Dicen que anhelamos lo que no tenemos. Que, cuando lo conseguimos, perdemos el interés. El deseo se desvanece.
Yo sólo anhelo un minuto más. Y cuando lo obtenga, supongo que desearé otro. Y luego otro. Y otro. Hasta que no tenga fuerzas ni para desear. O hasta que me apuñalen, o me pase por encima un 4x4.
Un atónito búho de conchas me espía desde detrás de la catedral de Palma, en la estantería azul. La llama de una vela se menea ante los rostros de la Virgen y Jesucristo. Un angelillo toca el laúd, bien cerca.
Se hace el profundo.
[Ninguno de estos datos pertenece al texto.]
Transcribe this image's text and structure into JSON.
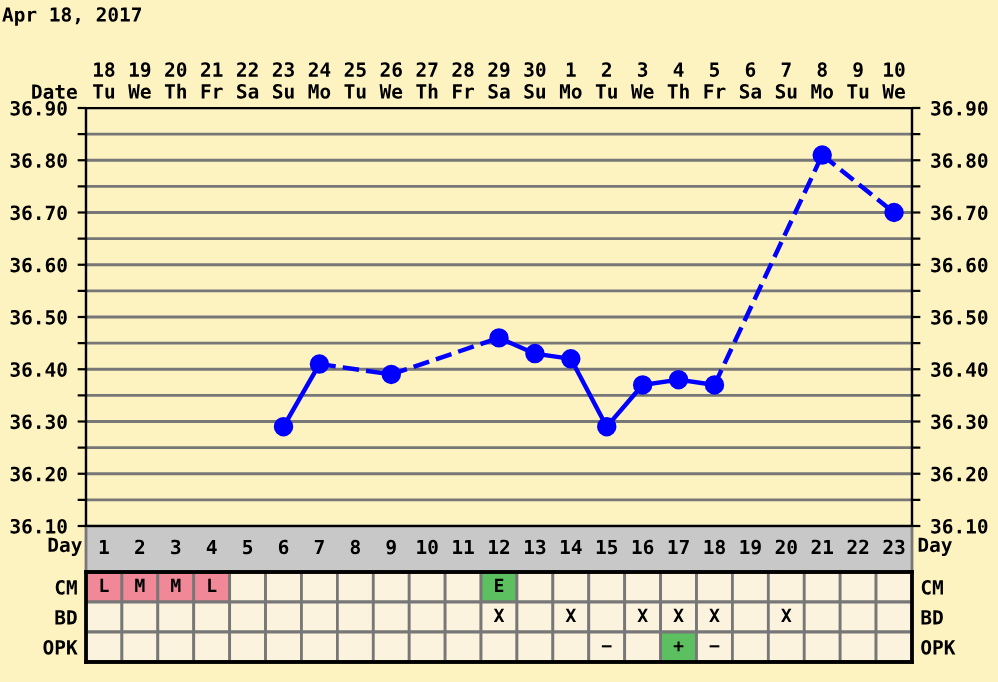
{
  "chart_data": [
    {
      "type": "line",
      "title": "Apr 18, 2017",
      "xlabel": "Date",
      "categories": [
        "18\nTu",
        "19\nWe",
        "20\nTh",
        "21\nFr",
        "22\nSa",
        "23\nSu",
        "24\nMo",
        "25\nTu",
        "26\nWe",
        "27\nTh",
        "28\nFr",
        "29\nSa",
        "30\nSu",
        "1\nMo",
        "2\nTu",
        "3\nWe",
        "4\nTh",
        "5\nFr",
        "6\nSa",
        "7\nSu",
        "8\nMo",
        "9\nTu",
        "10\nWe"
      ],
      "series": [
        {
          "color": "#0000ff",
          "values": [
            null,
            null,
            null,
            null,
            null,
            36.29,
            36.41,
            null,
            36.39,
            null,
            null,
            36.46,
            36.43,
            36.42,
            36.29,
            36.37,
            36.38,
            36.37,
            null,
            null,
            36.81,
            null,
            36.7
          ]
        }
      ],
      "marker": "circle",
      "grid": true,
      "ylim": [
        36.1,
        36.9
      ],
      "yticks": [
        {
          "value": 36.1,
          "label": "36.10"
        },
        {
          "value": 36.15,
          "label": null
        },
        {
          "value": 36.2,
          "label": "36.20"
        },
        {
          "value": 36.25,
          "label": null
        },
        {
          "value": 36.3,
          "label": "36.30"
        },
        {
          "value": 36.35,
          "label": null
        },
        {
          "value": 36.4,
          "label": "36.40"
        },
        {
          "value": 36.45,
          "label": null
        },
        {
          "value": 36.5,
          "label": "36.50"
        },
        {
          "value": 36.55,
          "label": null
        },
        {
          "value": 36.6,
          "label": "36.60"
        },
        {
          "value": 36.65,
          "label": null
        },
        {
          "value": 36.7,
          "label": "36.70"
        },
        {
          "value": 36.75,
          "label": null
        },
        {
          "value": 36.8,
          "label": "36.80"
        },
        {
          "value": 36.85,
          "label": null
        },
        {
          "value": 36.9,
          "label": "36.90"
        }
      ],
      "y2lim": [
        36.1,
        36.9
      ],
      "y2ticks": [
        {
          "value": 36.1,
          "label": "36.10"
        },
        {
          "value": 36.15,
          "label": null
        },
        {
          "value": 36.2,
          "label": "36.20"
        },
        {
          "value": 36.25,
          "label": null
        },
        {
          "value": 36.3,
          "label": "36.30"
        },
        {
          "value": 36.35,
          "label": null
        },
        {
          "value": 36.4,
          "label": "36.40"
        },
        {
          "value": 36.45,
          "label": null
        },
        {
          "value": 36.5,
          "label": "36.50"
        },
        {
          "value": 36.55,
          "label": null
        },
        {
          "value": 36.6,
          "label": "36.60"
        },
        {
          "value": 36.65,
          "label": null
        },
        {
          "value": 36.7,
          "label": "36.70"
        },
        {
          "value": 36.75,
          "label": null
        },
        {
          "value": 36.8,
          "label": "36.80"
        },
        {
          "value": 36.85,
          "label": null
        },
        {
          "value": 36.9,
          "label": "36.90"
        }
      ]
    },
    {
      "type": "heatmap",
      "xlabel": "Day",
      "categories": [
        "1",
        "2",
        "3",
        "4",
        "5",
        "6",
        "7",
        "8",
        "9",
        "10",
        "11",
        "12",
        "13",
        "14",
        "15",
        "16",
        "17",
        "18",
        "19",
        "20",
        "21",
        "22",
        "23"
      ],
      "y_categories": [
        "CM",
        "BD",
        "OPK"
      ],
      "y2_categories": [
        "CM",
        "BD",
        "OPK"
      ],
      "cells": [
        [
          null,
          null,
          null,
          null,
          null,
          null,
          null,
          null,
          null,
          null,
          null,
          null,
          null,
          null,
          null,
          null,
          null,
          null,
          null,
          null,
          null,
          null,
          null
        ],
        [
          null,
          null,
          null,
          null,
          null,
          null,
          null,
          null,
          null,
          null,
          null,
          null,
          null,
          null,
          null,
          null,
          null,
          null,
          null,
          null,
          null,
          null,
          null
        ],
        [
          null,
          null,
          null,
          null,
          null,
          null,
          null,
          null,
          null,
          null,
          null,
          null,
          null,
          null,
          null,
          null,
          null,
          null,
          null,
          null,
          null,
          null,
          null
        ]
      ],
      "cell_labels": [
        [
          "L",
          "M",
          "M",
          "L",
          null,
          null,
          null,
          null,
          null,
          null,
          null,
          "E",
          null,
          null,
          null,
          null,
          null,
          null,
          null,
          null,
          null,
          null,
          null
        ],
        [
          null,
          null,
          null,
          null,
          null,
          null,
          null,
          null,
          null,
          null,
          null,
          "X",
          null,
          "X",
          null,
          "X",
          "X",
          "X",
          null,
          "X",
          null,
          null,
          null
        ],
        [
          null,
          null,
          null,
          null,
          null,
          null,
          null,
          null,
          null,
          null,
          null,
          null,
          null,
          null,
          "−",
          null,
          "+",
          "−",
          null,
          null,
          null,
          null,
          null
        ]
      ],
      "colors": [
        [
          "#f08898",
          "#f08898",
          "#f08898",
          "#f08898",
          null,
          null,
          null,
          null,
          null,
          null,
          null,
          "#5cc060",
          null,
          null,
          null,
          null,
          null,
          null,
          null,
          null,
          null,
          null,
          null
        ],
        [
          null,
          null,
          null,
          null,
          null,
          null,
          null,
          null,
          null,
          null,
          null,
          null,
          null,
          null,
          null,
          null,
          null,
          null,
          null,
          null,
          null,
          null,
          null
        ],
        [
          null,
          null,
          null,
          null,
          null,
          null,
          null,
          null,
          null,
          null,
          null,
          null,
          null,
          null,
          null,
          null,
          "#5cc060",
          null,
          null,
          null,
          null,
          null,
          null
        ]
      ]
    }
  ]
}
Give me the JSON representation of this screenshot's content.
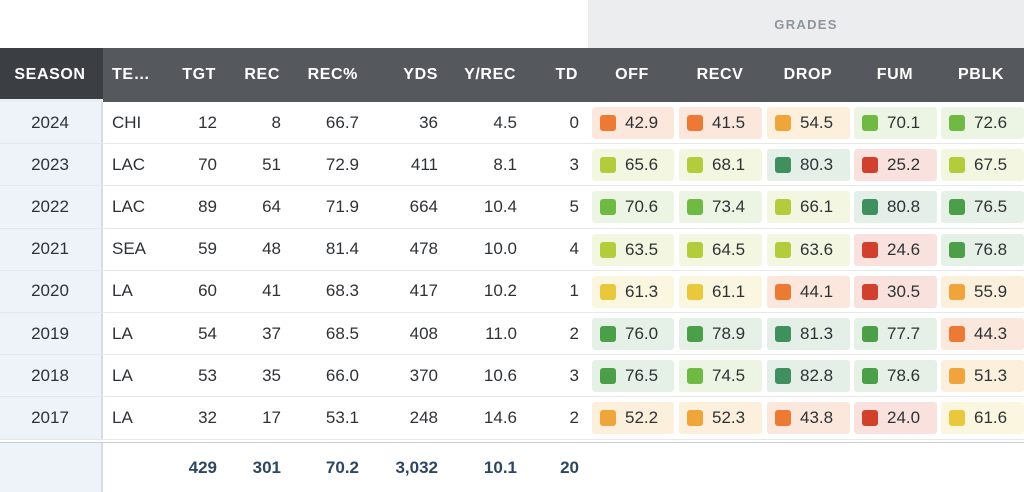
{
  "grades_header": "GRADES",
  "columns": {
    "season": "SEASON",
    "team": "TE…",
    "tgt": "TGT",
    "rec": "REC",
    "rec_pct": "REC%",
    "yds": "YDS",
    "y_rec": "Y/REC",
    "td": "TD",
    "off": "OFF",
    "recv": "RECV",
    "drop": "DROP",
    "fum": "FUM",
    "pblk": "PBLK"
  },
  "rows": [
    {
      "season": "2024",
      "team": "CHI",
      "tgt": "12",
      "rec": "8",
      "rec_pct": "66.7",
      "yds": "36",
      "y_rec": "4.5",
      "td": "0",
      "off": "42.9",
      "recv": "41.5",
      "drop": "54.5",
      "fum": "70.1",
      "pblk": "72.6"
    },
    {
      "season": "2023",
      "team": "LAC",
      "tgt": "70",
      "rec": "51",
      "rec_pct": "72.9",
      "yds": "411",
      "y_rec": "8.1",
      "td": "3",
      "off": "65.6",
      "recv": "68.1",
      "drop": "80.3",
      "fum": "25.2",
      "pblk": "67.5"
    },
    {
      "season": "2022",
      "team": "LAC",
      "tgt": "89",
      "rec": "64",
      "rec_pct": "71.9",
      "yds": "664",
      "y_rec": "10.4",
      "td": "5",
      "off": "70.6",
      "recv": "73.4",
      "drop": "66.1",
      "fum": "80.8",
      "pblk": "76.5"
    },
    {
      "season": "2021",
      "team": "SEA",
      "tgt": "59",
      "rec": "48",
      "rec_pct": "81.4",
      "yds": "478",
      "y_rec": "10.0",
      "td": "4",
      "off": "63.5",
      "recv": "64.5",
      "drop": "63.6",
      "fum": "24.6",
      "pblk": "76.8"
    },
    {
      "season": "2020",
      "team": "LA",
      "tgt": "60",
      "rec": "41",
      "rec_pct": "68.3",
      "yds": "417",
      "y_rec": "10.2",
      "td": "1",
      "off": "61.3",
      "recv": "61.1",
      "drop": "44.1",
      "fum": "30.5",
      "pblk": "55.9"
    },
    {
      "season": "2019",
      "team": "LA",
      "tgt": "54",
      "rec": "37",
      "rec_pct": "68.5",
      "yds": "408",
      "y_rec": "11.0",
      "td": "2",
      "off": "76.0",
      "recv": "78.9",
      "drop": "81.3",
      "fum": "77.7",
      "pblk": "44.3"
    },
    {
      "season": "2018",
      "team": "LA",
      "tgt": "53",
      "rec": "35",
      "rec_pct": "66.0",
      "yds": "370",
      "y_rec": "10.6",
      "td": "3",
      "off": "76.5",
      "recv": "74.5",
      "drop": "82.8",
      "fum": "78.6",
      "pblk": "51.3"
    },
    {
      "season": "2017",
      "team": "LA",
      "tgt": "32",
      "rec": "17",
      "rec_pct": "53.1",
      "yds": "248",
      "y_rec": "14.6",
      "td": "2",
      "off": "52.2",
      "recv": "52.3",
      "drop": "43.8",
      "fum": "24.0",
      "pblk": "61.6"
    }
  ],
  "totals": {
    "tgt": "429",
    "rec": "301",
    "rec_pct": "70.2",
    "yds": "3,032",
    "y_rec": "10.1",
    "td": "20"
  },
  "grade_colors": {
    "high": {
      "square": "#4c9f49",
      "bg": "#e5f0e6"
    },
    "good": {
      "square": "#6fba43",
      "bg": "#ecf5e3"
    },
    "above": {
      "square": "#b3cc3c",
      "bg": "#f3f7e1"
    },
    "average": {
      "square": "#e9c93b",
      "bg": "#fbf6df"
    },
    "below": {
      "square": "#f0a53a",
      "bg": "#fcf0dd"
    },
    "low": {
      "square": "#ec7a35",
      "bg": "#fbe7dc"
    },
    "poor": {
      "square": "#d0402c",
      "bg": "#f9e1dd"
    },
    "elite": {
      "square": "#3f8f5f",
      "bg": "#e3efe7"
    }
  }
}
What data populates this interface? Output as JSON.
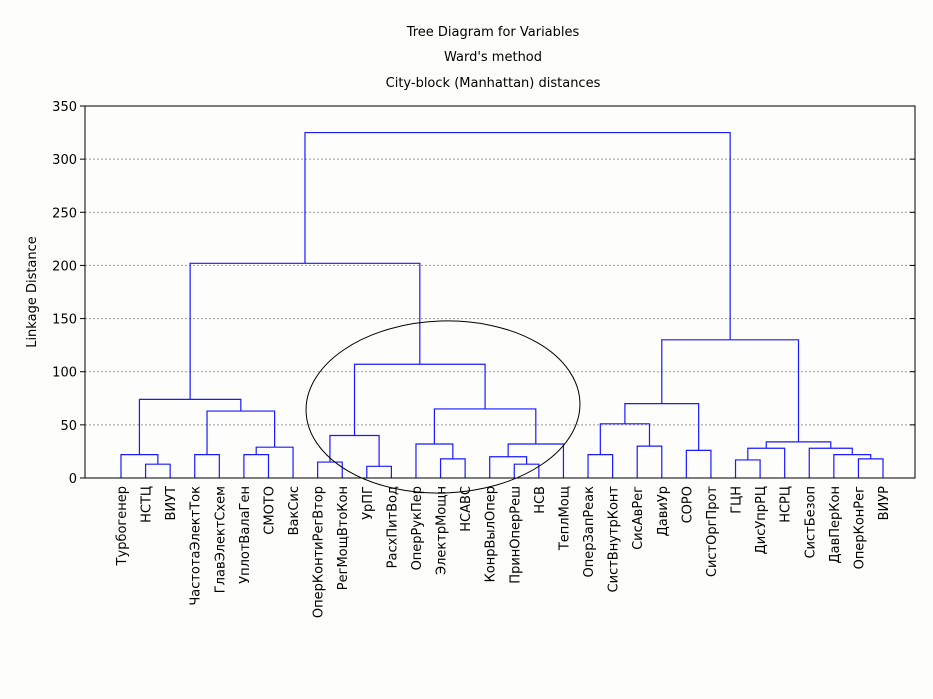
{
  "chart_data": {
    "type": "dendrogram",
    "title": "Tree Diagram for  Variables",
    "subtitle": "Ward's method",
    "subtitle2": "City-block (Manhattan) distances",
    "ylabel": "Linkage Distance",
    "ylim": [
      0,
      350
    ],
    "yticks": [
      0,
      50,
      100,
      150,
      200,
      250,
      300,
      350
    ],
    "grid": true,
    "color": "#1a1aff",
    "tree": {
      "height": 325,
      "children": [
        {
          "height": 202,
          "children": [
            {
              "height": 74,
              "children": [
                {
                  "height": 22,
                  "children": [
                    "Турбогенер",
                    {
                      "height": 13,
                      "children": [
                        "НСТЦ",
                        "ВИУТ"
                      ]
                    }
                  ]
                },
                {
                  "height": 63,
                  "children": [
                    {
                      "height": 22,
                      "children": [
                        "ЧастотаЭлектТок",
                        "ГлавЭлектСхем"
                      ]
                    },
                    {
                      "height": 29,
                      "children": [
                        {
                          "height": 22,
                          "children": [
                            "УплотВалаГен",
                            "СМОТО"
                          ]
                        },
                        "ВакСис"
                      ]
                    }
                  ]
                }
              ]
            },
            {
              "height": 107,
              "children": [
                {
                  "height": 40,
                  "children": [
                    {
                      "height": 15,
                      "children": [
                        "ОперКонтиРегВтор",
                        "РегМощВтоКон"
                      ]
                    },
                    {
                      "height": 11,
                      "children": [
                        "УрПГ",
                        "РасхПитВод"
                      ]
                    }
                  ]
                },
                {
                  "height": 65,
                  "children": [
                    {
                      "height": 32,
                      "children": [
                        "ОперРукПер",
                        {
                          "height": 18,
                          "children": [
                            "ЭлектрМощн",
                            "НСАВС"
                          ]
                        }
                      ]
                    },
                    {
                      "height": 32,
                      "children": [
                        {
                          "height": 20,
                          "children": [
                            "КонрВылОпер",
                            {
                              "height": 13,
                              "children": [
                                "ПринОперРеш",
                                "НСВ"
                              ]
                            }
                          ]
                        },
                        "ТеплМощ"
                      ]
                    }
                  ]
                }
              ]
            }
          ]
        },
        {
          "height": 130,
          "children": [
            {
              "height": 70,
              "children": [
                {
                  "height": 51,
                  "children": [
                    {
                      "height": 22,
                      "children": [
                        "ОперЗапРеак",
                        "СистВнутрКонт"
                      ]
                    },
                    {
                      "height": 30,
                      "children": [
                        "СисАвРег",
                        "ДавиУр"
                      ]
                    }
                  ]
                },
                {
                  "height": 26,
                  "children": [
                    "СОРО",
                    "СистОргПрот"
                  ]
                }
              ]
            },
            {
              "height": 34,
              "children": [
                {
                  "height": 28,
                  "children": [
                    {
                      "height": 17,
                      "children": [
                        "ГЦН",
                        "ДисУпрРЦ"
                      ]
                    },
                    "НСРЦ"
                  ]
                },
                {
                  "height": 28,
                  "children": [
                    "СистБезоп",
                    {
                      "height": 22,
                      "children": [
                        "ДавПерКон",
                        {
                          "height": 18,
                          "children": [
                            "ОперКонРег",
                            "ВИУР"
                          ]
                        }
                      ]
                    }
                  ]
                }
              ]
            }
          ]
        }
      ]
    }
  }
}
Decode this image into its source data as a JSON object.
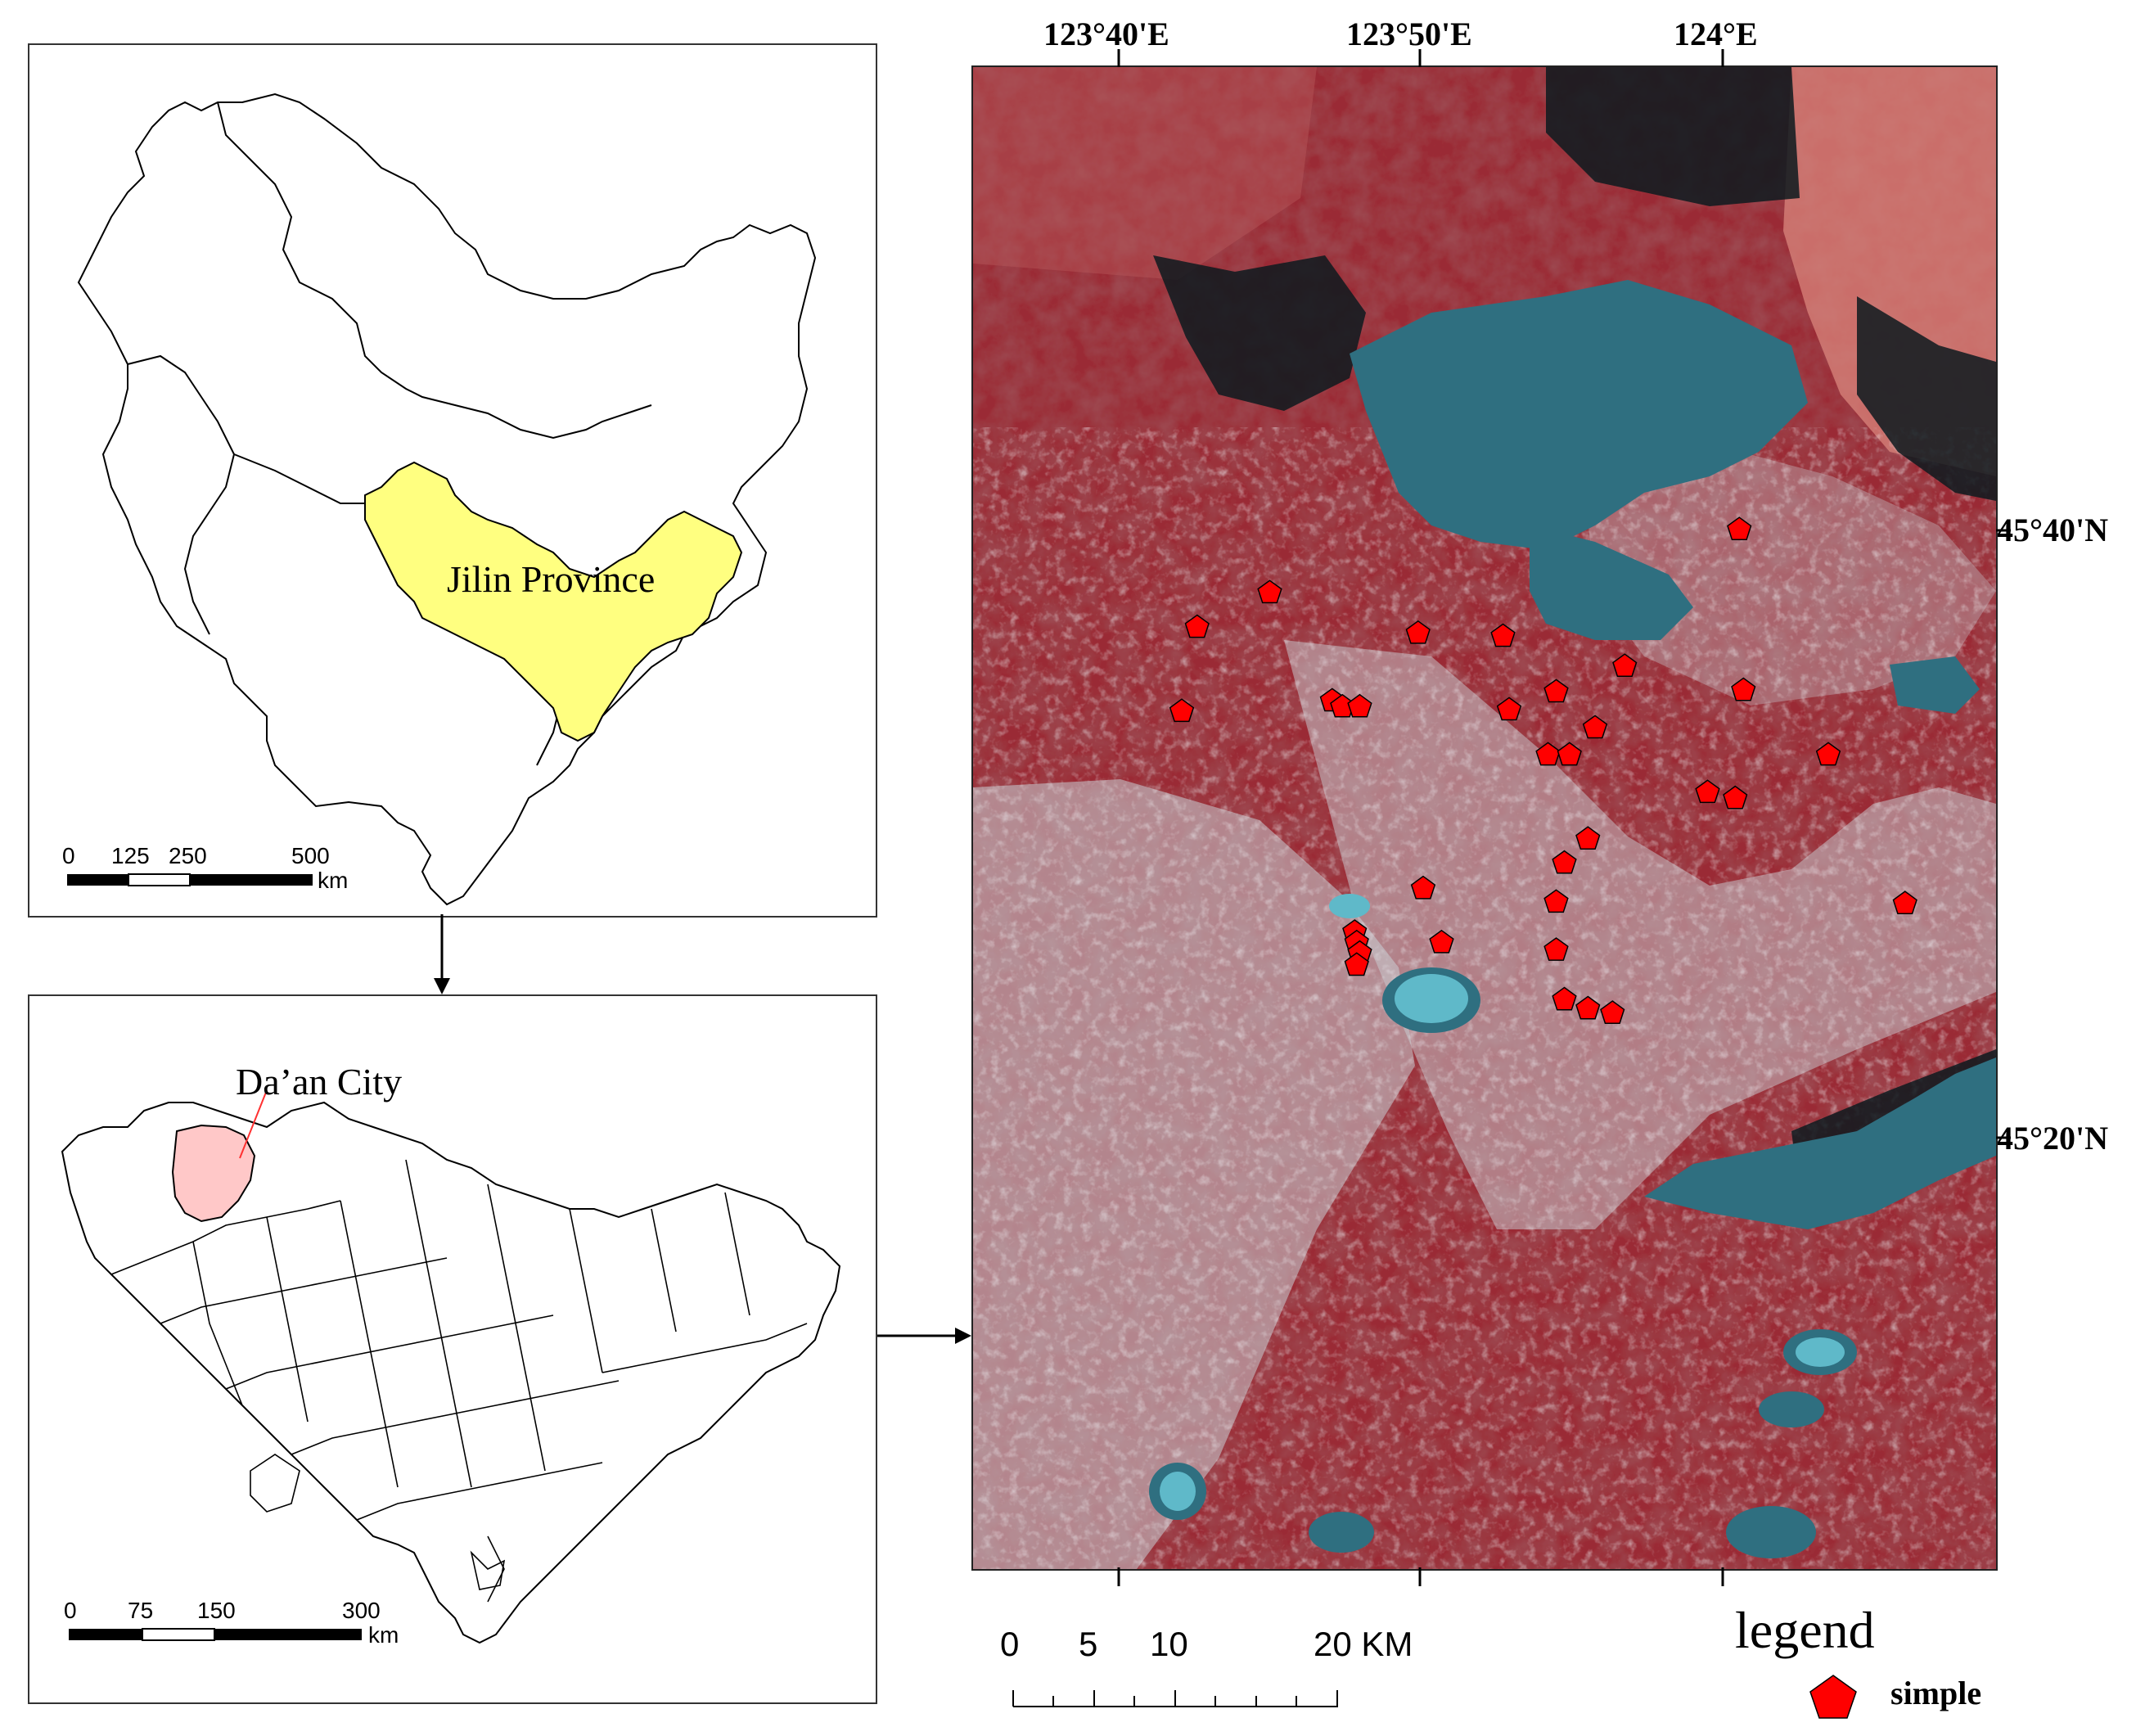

Se atusa la perilla. Se lía un cigarrillo y lo chupa. Aspira con los ojos entrecerrados. Como viendo algo más allá de la anodina tarde otoñal. Expulsa humo. Nos mira y nos escucha, condescendiente. 'Mediocres', parece pensar.
Si los académicos no aprecian mi prosa es por culpa de una ex novia que se quedó embarazada y nunca me confesó quién era el padre. Aunque, antes de largarse, me hizo una advertencia.
Los recuerdos atribulan, aunque no sólo. Los dolorosos cuesta sacárselos de la cabeza. Con tiempo y esfuerzo pueden sepultarse, malamente, pero siempre hay algo que los hace aflorar. Y desgarran muchas facetas, muy adentro. Los felices son aún peores.